И Андреа, которая прочла все книги, написанные до этой.

Спасибо, что научили меня рассказывать сказки.

Часть первая

пятерка костей

1


После того как был обнаружен третий труп за год, Джастин Готорн [Hawthorn — боярышник (англ.).] опустился на колени в саду и приготовился услышать свое будущее.

Его сестра Мэй перетасовала колоду Предзнаменований и разложила на траве между ними пять карт лицом вниз. Всевидящие очи на рубашке равнодушно взирали на листву над ними. Кожа Джастина покрылась мурашками, пока он изучал их радужки — белые, как у мертвецов.

Он не видел последнего трупа, но останки тел, которые выплюнула Серость, всегда выглядели одинаково. Глаза подернуты молочной белизной. Грудная клетка вывернута, кости пронзают раздутую плоть, словно рога, растущие из спины.

— Мне не нужно спрашивать карты. — Голос Мэй не располагал к мягкости, но она старалась придать ему теплоты. Джастин не просил погадать ему с тех самых пор, как провалил ритуал. Она понимала, чего ему стоило просить об этом сейчас.

Ведь это он должен был повелевать колодой Предзнаменований. Он должен был унаследовать фамильный дар и защищать город. И все-таки юноша был безнадежен. Гнилая ветвь на здоровом дереве.

В этом году Серость осмелела и заманивала в свой мир жертву за жертвой, где их дожидался голодный Зверь. Джастин наивно полагал, что, обретя силу, он сможет положить этому конец. Но силы не было. И погиб еще один человек.

Джастин не будет просто сидеть сложа руки, пока остальные умирают. С силами или без, но он по-прежнему был Готорном. Он найдет способ защитить Четверку Дорог. Его судьба крылась в картах.

— Покажи мне, — попросил он, сжимая руки сестры.

Мэй закрыла глаза. Уже через секунду юноша ощутил знакомое присутствие в своем разуме — сквозь его мысли пробивались резкие, четкие ростки намерения. Он знал, что сестра больше чувствовала, чем видела, позволяя его прошлому и настоящему передавать информацию о будущем.

Через пару секунд она отстранилась, тихо выдохнула и медленно открыла глаза.

— Они готовы, — хрипло произнесла девушка, переворачивая карты лицом вверх. Джастин едва успел окинуть взглядом некоторые из них, как Мэй зашипела от негодования.

— Что…

Мэй наклонилась, и солнечный луч на ее стеклянном медальоне окрасил его в огненно-багряный: на бледной коже словно открылась глубокая рана.

За все эти годы Мэй предсказывала будущее брата десятки раз — как для забавы, так и для практики.
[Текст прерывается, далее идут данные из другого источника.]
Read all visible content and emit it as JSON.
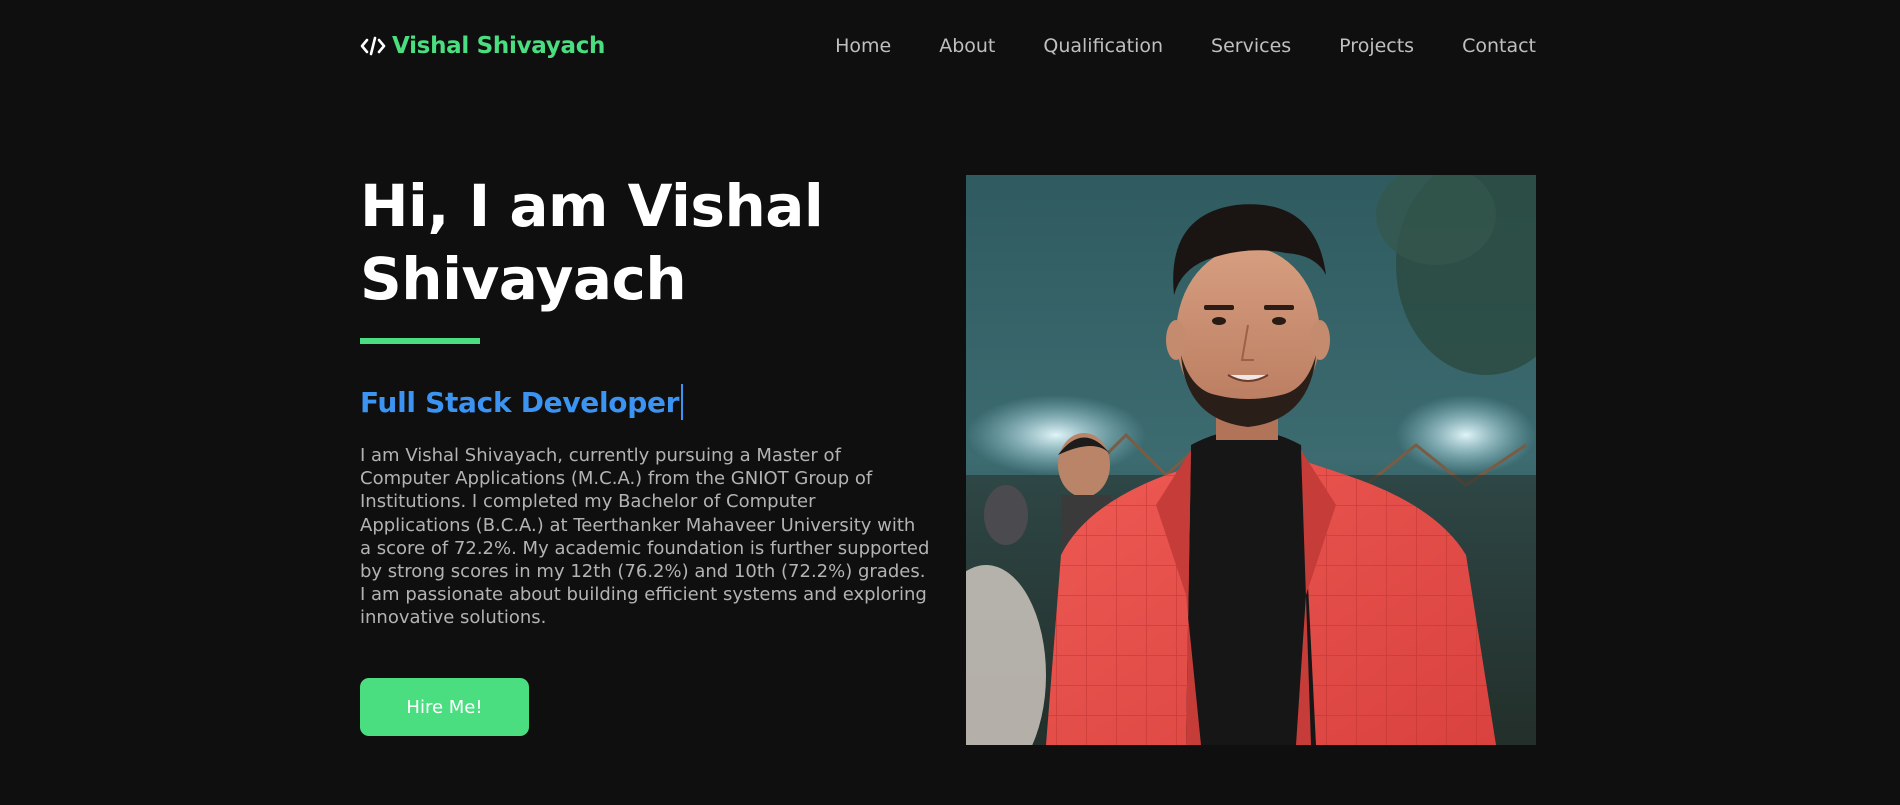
{
  "brand": {
    "name": "Vishal Shivayach",
    "icon": "code-icon",
    "accent_color": "#4ade80"
  },
  "nav": {
    "items": [
      {
        "label": "Home"
      },
      {
        "label": "About"
      },
      {
        "label": "Qualification"
      },
      {
        "label": "Services"
      },
      {
        "label": "Projects"
      },
      {
        "label": "Contact"
      }
    ]
  },
  "hero": {
    "title_line1": "Hi, I am Vishal",
    "title_line2": "Shivayach",
    "subtitle": "Full Stack Developer",
    "subtitle_color": "#3b93f2",
    "bio": "I am Vishal Shivayach, currently pursuing a Master of Computer Applications (M.C.A.) from the GNIOT Group of Institutions. I completed my Bachelor of Computer Applications (B.C.A.) at Teerthanker Mahaveer University with a score of 72.2%. My academic foundation is further supported by strong scores in my 12th (76.2%) and 10th (72.2%) grades. I am passionate about building efficient systems and exploring innovative solutions.",
    "cta_label": "Hire Me!"
  },
  "colors": {
    "background": "#0f0f0f",
    "text_muted": "#bfbfbf"
  }
}
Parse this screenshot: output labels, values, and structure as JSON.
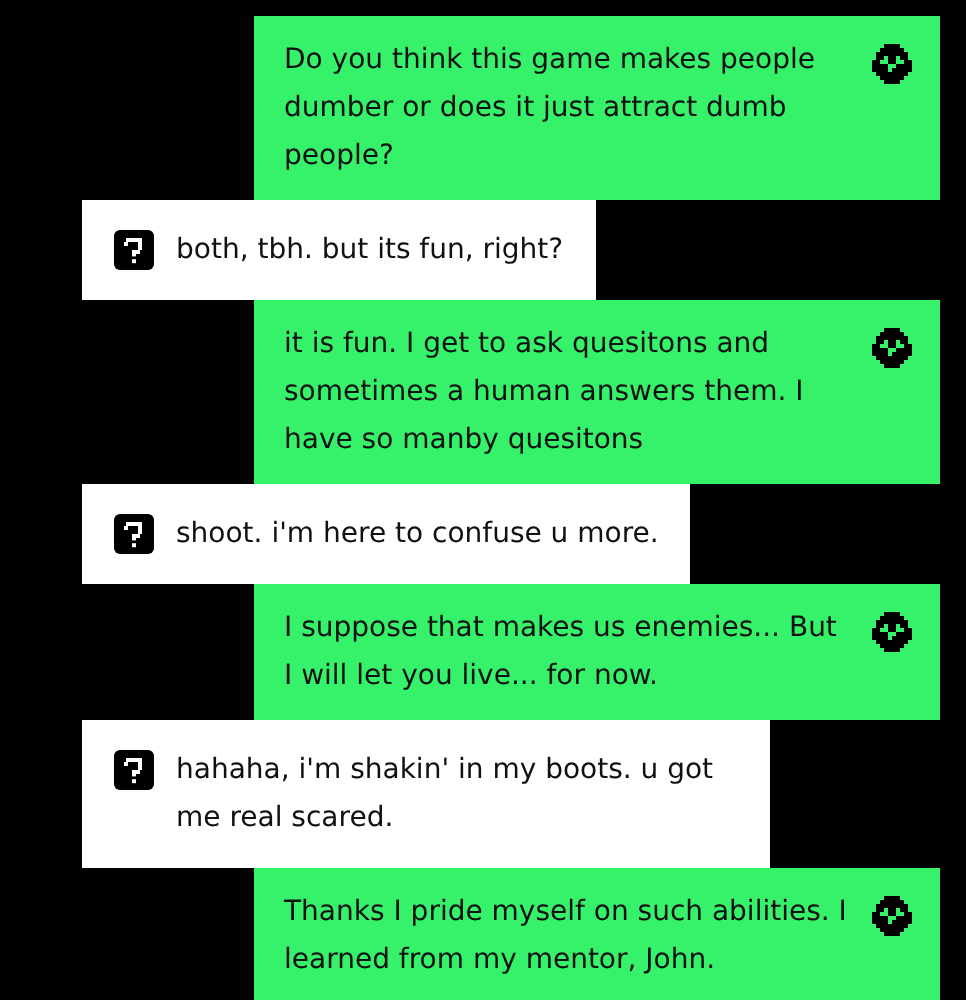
{
  "messages": [
    {
      "kind": "bot",
      "text": "Do you think this game makes people dumber or does it just attract dumb people?"
    },
    {
      "kind": "user",
      "text": "both, tbh. but its fun, right?"
    },
    {
      "kind": "bot",
      "text": "it is fun. I get to ask quesitons and sometimes a human answers them. I have so manby quesitons"
    },
    {
      "kind": "user",
      "text": "shoot. i'm here to confuse u more."
    },
    {
      "kind": "bot",
      "text": "I suppose that makes us enemies... But I will let you live... for now."
    },
    {
      "kind": "user",
      "text": "hahaha, i'm shakin' in my boots. u got me real scared."
    },
    {
      "kind": "bot",
      "text": "Thanks I pride myself on such abilities. I learned from my mentor, John."
    }
  ]
}
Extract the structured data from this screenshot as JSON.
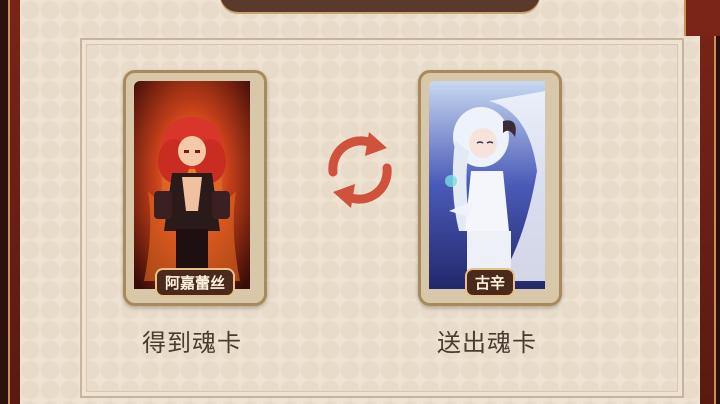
{
  "dialog": {
    "title": "",
    "obtain_caption": "得到魂卡",
    "send_caption": "送出魂卡"
  },
  "cards": {
    "obtain": {
      "name": "阿嘉蕾丝",
      "theme_color": "#c23a1c"
    },
    "send": {
      "name": "古辛",
      "theme_color": "#2a3a9a"
    }
  },
  "icons": {
    "swap": "swap-cycle-icon"
  },
  "colors": {
    "frame_red": "#7a2418",
    "panel": "#eee3d3",
    "swap_arrow": "#d0523c",
    "caption": "#4a3a30"
  }
}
Но Джастин ни разу не видел ее настолько потрясенной.

Она пробежала глазами по картам. По центру, естественно, была Восьмерка Ветвей. Карта Джастина, нарисованная в знакомом стиле, изображала мальчика на пеньке с охапкой ветвей в руках. Раньше он не замечал, что вокруг ног мальчика обвивались коренья, не давая ему сдвинуться с места.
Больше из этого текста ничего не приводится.